Ayrıca "klavye militanları"nın hiçbir etkisi yok, etkileri olsa "klavye militanı" olmazlardı. En basitinden "Farklı fikirlere partimizde yer var" demek bu kadar mı zor? "Düzen partileri gibi lider tartışmayız" diyor ama Türkiye'deki "düzen partileri" gibi tek sesliliği bu kadar mı seviyor HDP? Farklı fikirlerin şu anda sadece HDP çevresindeki insanları etkileme hakları var, olmalı, bu açıklama tam da bu etkileme hakkını almaya çalışıyor.

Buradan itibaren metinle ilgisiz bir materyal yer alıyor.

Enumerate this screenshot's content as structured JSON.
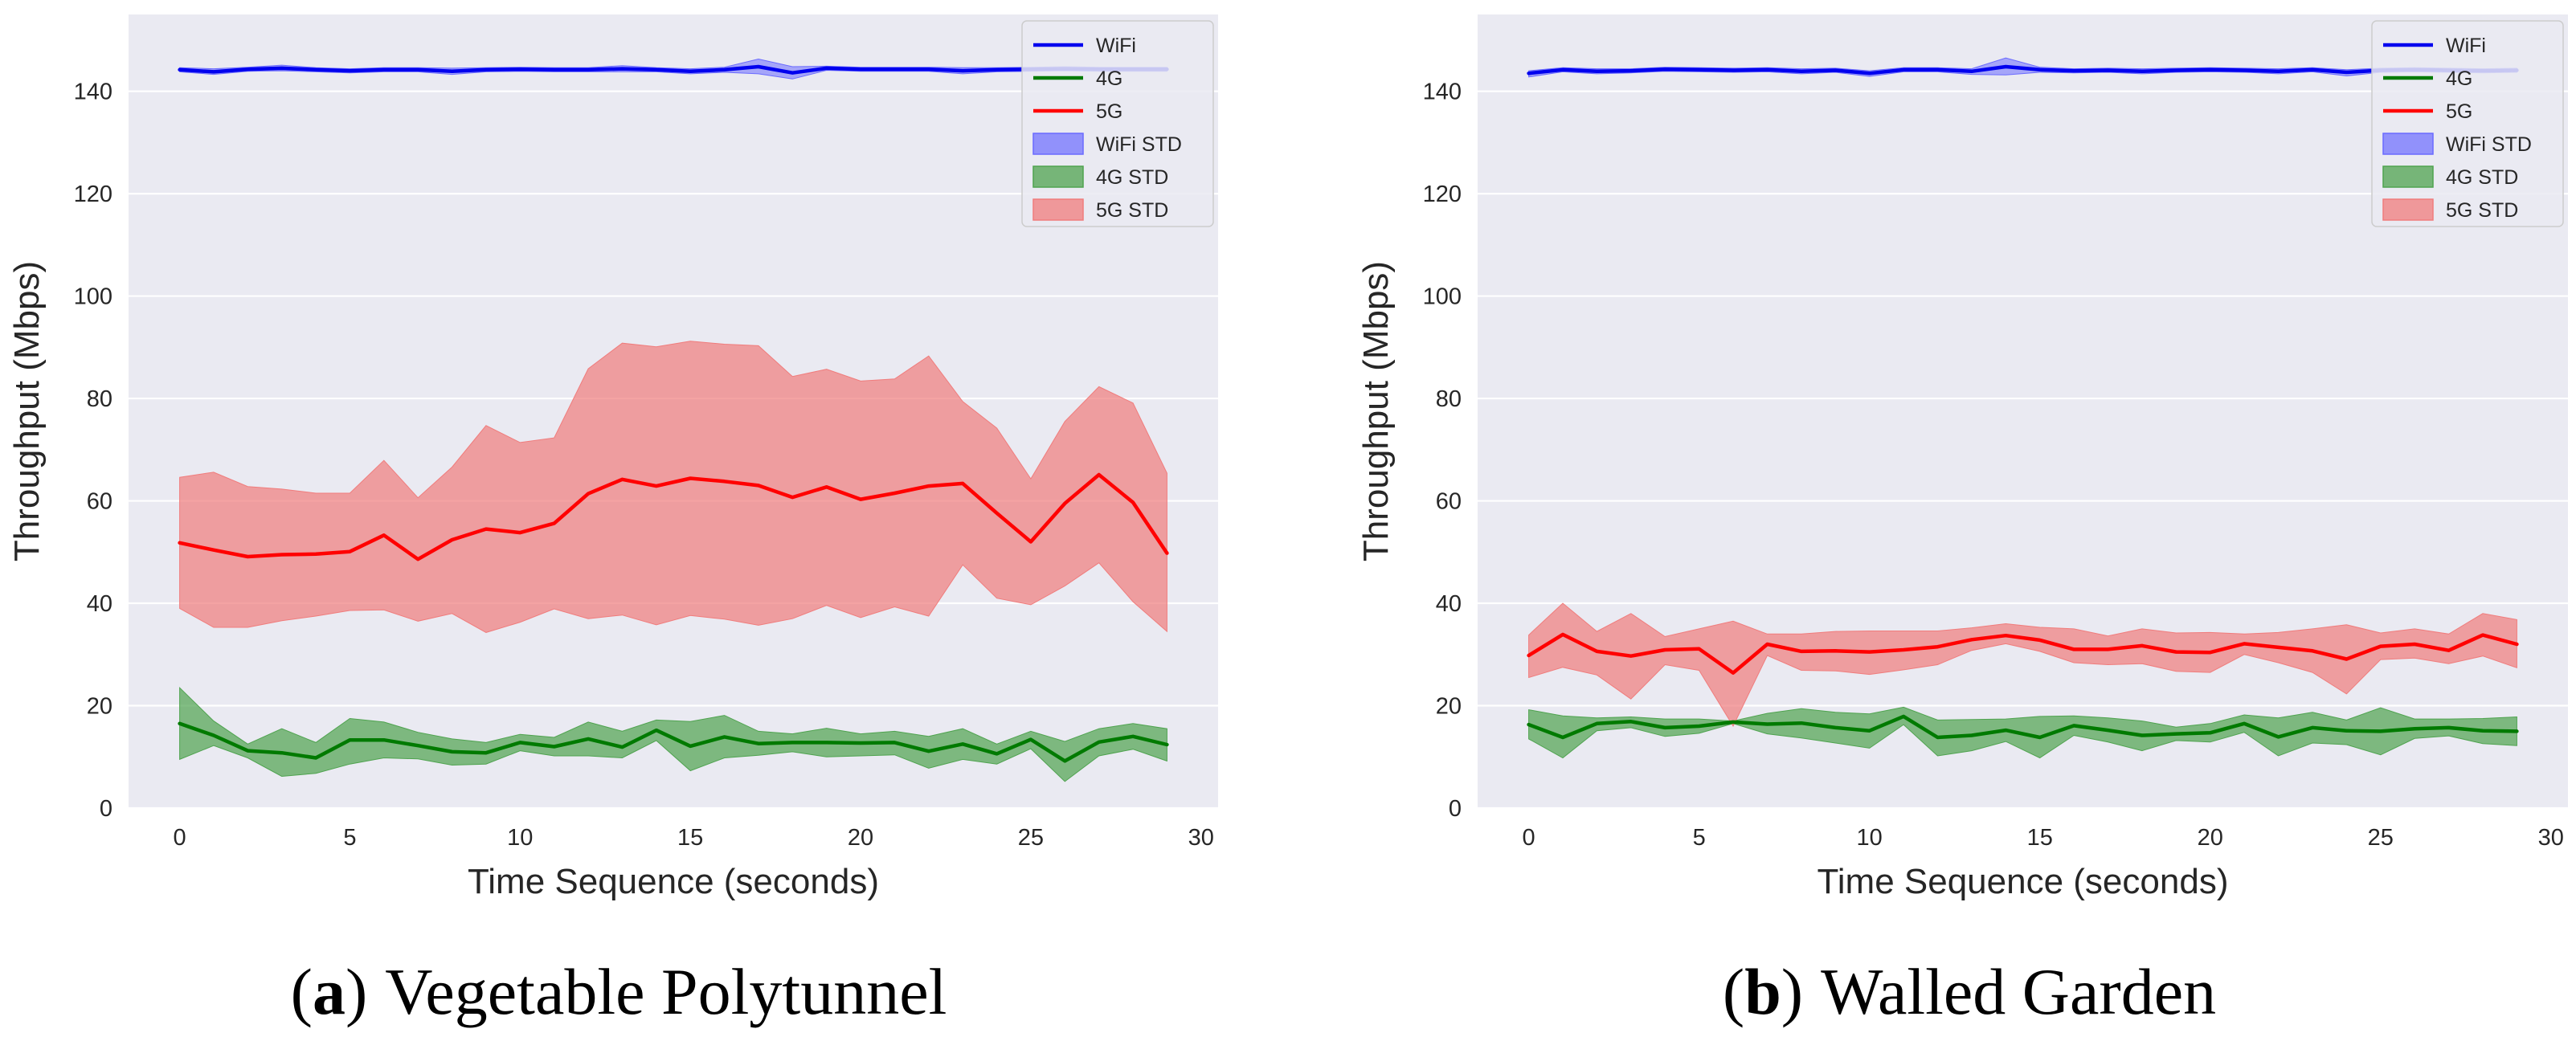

Ayrıca insan, yaptıklarını tutkuyla ve militanca yapmalı, klavyeyi de militanca kullanmalı elbette. Hangi alanda olabiliyorsa o alanda, militanlık, yani adanmış bir ruh kötü bir şey değil. Klavye, kafanı kaldırıp dünyayı görmene engel değilse neden kötü olsun? Biz, bedel ödemeyenler, profesyonel siyasetçi olmayanlar, hayatının tamamını değil bir kısmını siyasete ayıranlar, siyasi kariyeri olmayanlar, sabah vakti işine gidip öğlen vakti aklına siyasi bir mesele takılanlar, hiç konuşmayalım mı? Partinin kapıları bizim bütün sözlerimize kapalı mıdır? Partililerin kulakları bizim sözlerimizden uzaklaştırılmalı mıdır? Keşke sadece klavyede değil, başka alanlarda da siyaset militanca yapılabilse, gelenek doğrultusunda dikine gitmektense bir fikir uğruna tartışılarak makas değiştirilebilse.

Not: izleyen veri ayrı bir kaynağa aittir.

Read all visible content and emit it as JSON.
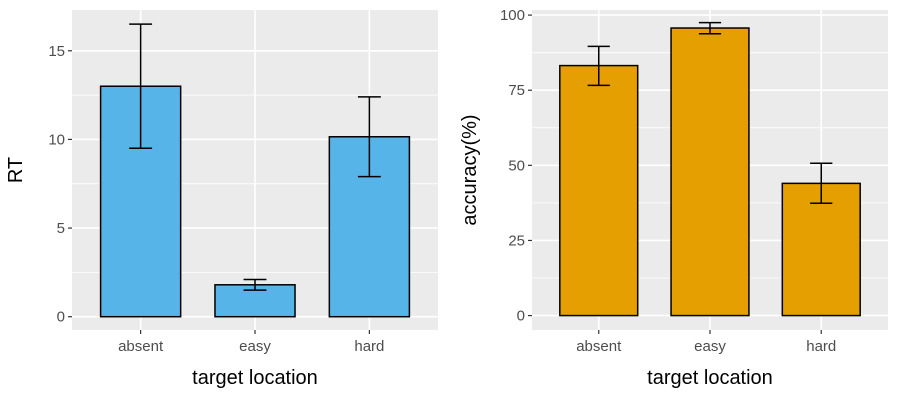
{
  "chart_data": [
    {
      "type": "bar",
      "categories": [
        "absent",
        "easy",
        "hard"
      ],
      "values": [
        13.0,
        1.8,
        10.15
      ],
      "error_low": [
        9.5,
        1.5,
        7.9
      ],
      "error_high": [
        16.5,
        2.1,
        12.4
      ],
      "xlabel": "target location",
      "ylabel": "RT",
      "ylim": [
        -0.75,
        17.3
      ],
      "yticks": [
        0,
        5,
        10,
        15
      ],
      "bar_color": "#56B4E9",
      "grid": true
    },
    {
      "type": "bar",
      "categories": [
        "absent",
        "easy",
        "hard"
      ],
      "values": [
        83.2,
        95.7,
        44.0
      ],
      "error_low": [
        76.6,
        93.8,
        37.4
      ],
      "error_high": [
        89.6,
        97.5,
        50.7
      ],
      "xlabel": "target location",
      "ylabel": "accuracy(%)",
      "ylim": [
        -4.8,
        101.7
      ],
      "yticks": [
        0,
        25,
        50,
        75,
        100
      ],
      "bar_color": "#E69F00",
      "grid": true
    }
  ],
  "style": {
    "panel_background": "#EBEBEB",
    "grid_color": "#FFFFFF",
    "tick_text_color": "#4D4D4D",
    "tick_mark_color": "#333333",
    "bar_outline": "#000000"
  }
}
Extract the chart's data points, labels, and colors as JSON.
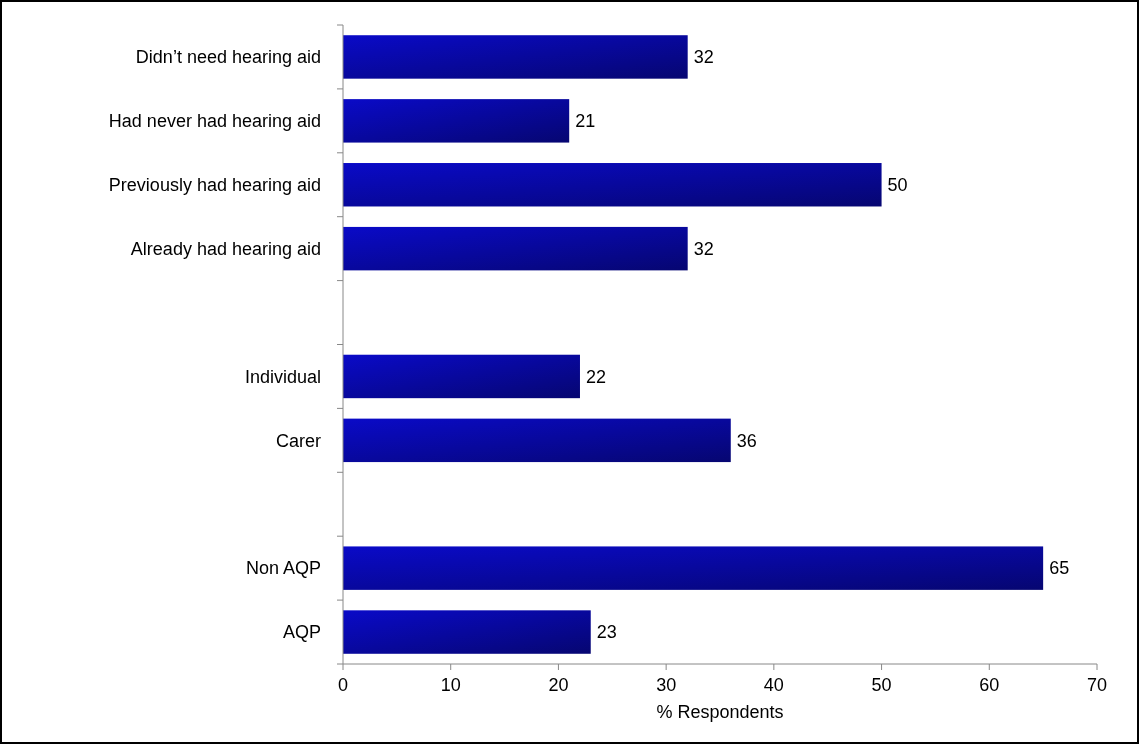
{
  "chart_data": {
    "type": "bar",
    "orientation": "horizontal",
    "categories": [
      "Didn’t need hearing aid",
      "Had never had hearing aid",
      "Previously had hearing aid",
      "Already had hearing aid",
      null,
      "Individual",
      "Carer",
      null,
      "Non AQP",
      "AQP"
    ],
    "values": [
      32,
      21,
      50,
      32,
      null,
      22,
      36,
      null,
      65,
      23
    ],
    "color": "#0a0ac8",
    "data_labels": true,
    "xlabel": "% Respondents",
    "xlim": [
      0,
      70
    ],
    "xticks": [
      0,
      10,
      20,
      30,
      40,
      50,
      60,
      70
    ],
    "grid": false
  }
}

Gelecek kongreye ilişkin iki fikir varsa, Bilgen'in konuşması pozisyonlardan birini "klavye militanları" diğerini "bedel ödeyenler" olarak tarif ediyor, baştan dışarıda kalan klavye militanlarını tasfiye etmeyi hedefliyor. Her bir HDP'liye kimden etkilenmesi, kimden etkilenmemesi gerektiği söyleniyor. HDP'lilere yapılan farklı fikirlerden etkilenmeme çağrısı, HDP'yi her türlü farklı fikre kapatmak anlamına geliyor. Açıkçası bu farklı fikirlerin tasfiyesini savunan bir tutum ve her tasfiyeci hareket nihayetinde örgütlenmeyi farklı eğilimlerden birine kapatmak anlamına geliyor. HDP'yi kapatan devlet değil, kendisi. Hukuken tabelalar indirilmiyor ama belli sınırları kabul etmeyecek kişilerin partide hiçbir yeri olmadığı ifade ediliyor. HDP, kendisini barajın üstüne çıkaran açılma harekatını sonlandırmış bulunuyor, CHP gibi -düşmekten ve yükselmekten korkarak- oy oranını sabitleyecek bir hamledir belki de bu, hayırlısı olsun.
Benim bu tasfiyeye karşı koyacak gücüm yok doğal olarak, zaten içeride değilim; ödediğim bedeller sınırlı, sabahları dağıttığım iki-üç bildiriyi, iki-üç insanı etkileyebilmek için verdiğim uğraşı siyasi faaliyet olarak tanımlamama müsaade etmiyor ülke koşulları. Partiyi bana kapatanlara hayırlı olsun diyor, yürütebildiğim biçimlerde mücadeleye devam ediyorum. Bedel ödeniyor, ödenecektir elbette, temennimiz bu kadar ucuz karşılıklara bu kadar fazla bedel ödenmeyen bir dünya geliştirebilelim yine de. Bu bağlamda, bir nebze de olsa siyaset konuşabilelim. Mecbur konuşacağız, ne yapacağız konuşmayıp da? Elbette değiştirecek şeyler var.